CA21250 - Plant and Machinery Allowances (PMA): meaning of plant and machinery: number plates

Do not accept a claim that expenditure on a car’s (or van’s etc) registration number qualifies for PMAs in its own right.

The physical number plate is a chattel that does not become plant or machinery unless and until it is attached to a car which is itself plant or machinery. Once it is attached it becomes part of the car and expenditure on it qualifies for PMAs as a part of the car.

Expenditure on acquiring a right to a registration number is another matter. You are most likely to meet this in connection with expenditure on acquiring a ‘personalised’ or ‘cherished’ number. That does not qualify for PMAs. A personalised number plate gives intangible rights of enduring benefit - the right to use a certain combination of numbers and letters when registering the car.

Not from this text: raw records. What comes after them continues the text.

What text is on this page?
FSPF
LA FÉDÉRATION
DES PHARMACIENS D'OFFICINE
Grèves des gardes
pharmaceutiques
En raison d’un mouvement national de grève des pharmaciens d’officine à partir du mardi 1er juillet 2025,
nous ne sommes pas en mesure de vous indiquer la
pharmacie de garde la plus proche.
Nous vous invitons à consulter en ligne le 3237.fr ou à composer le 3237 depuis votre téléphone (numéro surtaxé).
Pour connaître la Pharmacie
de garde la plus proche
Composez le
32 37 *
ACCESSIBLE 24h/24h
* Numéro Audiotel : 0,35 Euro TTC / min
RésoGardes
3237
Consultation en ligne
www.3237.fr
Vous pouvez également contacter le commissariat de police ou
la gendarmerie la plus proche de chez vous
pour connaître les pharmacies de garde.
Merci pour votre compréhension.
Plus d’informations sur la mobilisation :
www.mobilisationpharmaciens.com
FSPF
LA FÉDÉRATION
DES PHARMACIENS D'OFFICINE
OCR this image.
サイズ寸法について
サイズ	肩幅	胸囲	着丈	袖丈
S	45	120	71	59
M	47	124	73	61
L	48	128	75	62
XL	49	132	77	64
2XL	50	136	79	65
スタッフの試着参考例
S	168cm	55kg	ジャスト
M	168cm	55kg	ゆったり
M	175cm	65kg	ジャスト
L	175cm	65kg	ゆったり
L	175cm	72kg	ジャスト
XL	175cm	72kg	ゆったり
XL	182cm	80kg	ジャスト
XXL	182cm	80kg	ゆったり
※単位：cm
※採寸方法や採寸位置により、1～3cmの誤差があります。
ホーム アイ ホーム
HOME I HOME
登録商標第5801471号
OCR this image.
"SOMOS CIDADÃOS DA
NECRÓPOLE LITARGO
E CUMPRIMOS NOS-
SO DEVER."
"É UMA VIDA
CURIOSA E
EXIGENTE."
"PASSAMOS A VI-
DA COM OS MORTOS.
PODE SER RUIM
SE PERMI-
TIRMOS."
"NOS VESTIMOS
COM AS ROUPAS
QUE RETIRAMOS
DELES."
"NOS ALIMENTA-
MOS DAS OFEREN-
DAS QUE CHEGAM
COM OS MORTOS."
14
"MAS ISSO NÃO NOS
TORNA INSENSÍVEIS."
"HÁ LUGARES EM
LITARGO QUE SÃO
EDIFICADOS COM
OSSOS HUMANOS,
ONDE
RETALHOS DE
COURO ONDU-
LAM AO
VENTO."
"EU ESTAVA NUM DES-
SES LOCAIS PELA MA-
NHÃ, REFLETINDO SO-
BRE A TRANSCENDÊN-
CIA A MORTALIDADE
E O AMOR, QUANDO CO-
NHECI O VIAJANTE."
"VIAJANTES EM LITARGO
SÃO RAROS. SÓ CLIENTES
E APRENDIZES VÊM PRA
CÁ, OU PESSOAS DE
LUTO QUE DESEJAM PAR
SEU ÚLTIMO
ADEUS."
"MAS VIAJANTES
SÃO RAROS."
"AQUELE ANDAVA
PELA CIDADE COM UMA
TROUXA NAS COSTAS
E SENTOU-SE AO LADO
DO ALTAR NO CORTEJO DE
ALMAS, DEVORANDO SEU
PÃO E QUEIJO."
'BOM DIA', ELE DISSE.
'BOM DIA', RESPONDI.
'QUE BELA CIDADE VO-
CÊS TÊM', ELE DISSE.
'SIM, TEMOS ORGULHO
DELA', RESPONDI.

Those rights are not plant and so you should not give PMAs on the expenditure to the extent that it reflects the acquisition of the rights.

However you should accept that the price of a car etc. that includes the cost of registering the car with a ‘normal’ number can all be qualifying expenditure.

You may get a capital allowance claim on a Hackney carriage (taxi) licence plate either on its own or, more usually, as part of the cost of the taxicab to which it is attached. The cost or value of the taxi licence plate represents both the actual licence plate itself, which is plant, and the right to trade, which is not. It is only the part of the cost that is attributable to the actual licence plate that qualifies for capital allowances as expenditure on the provision of plant or machinery. This will be a nominal amount.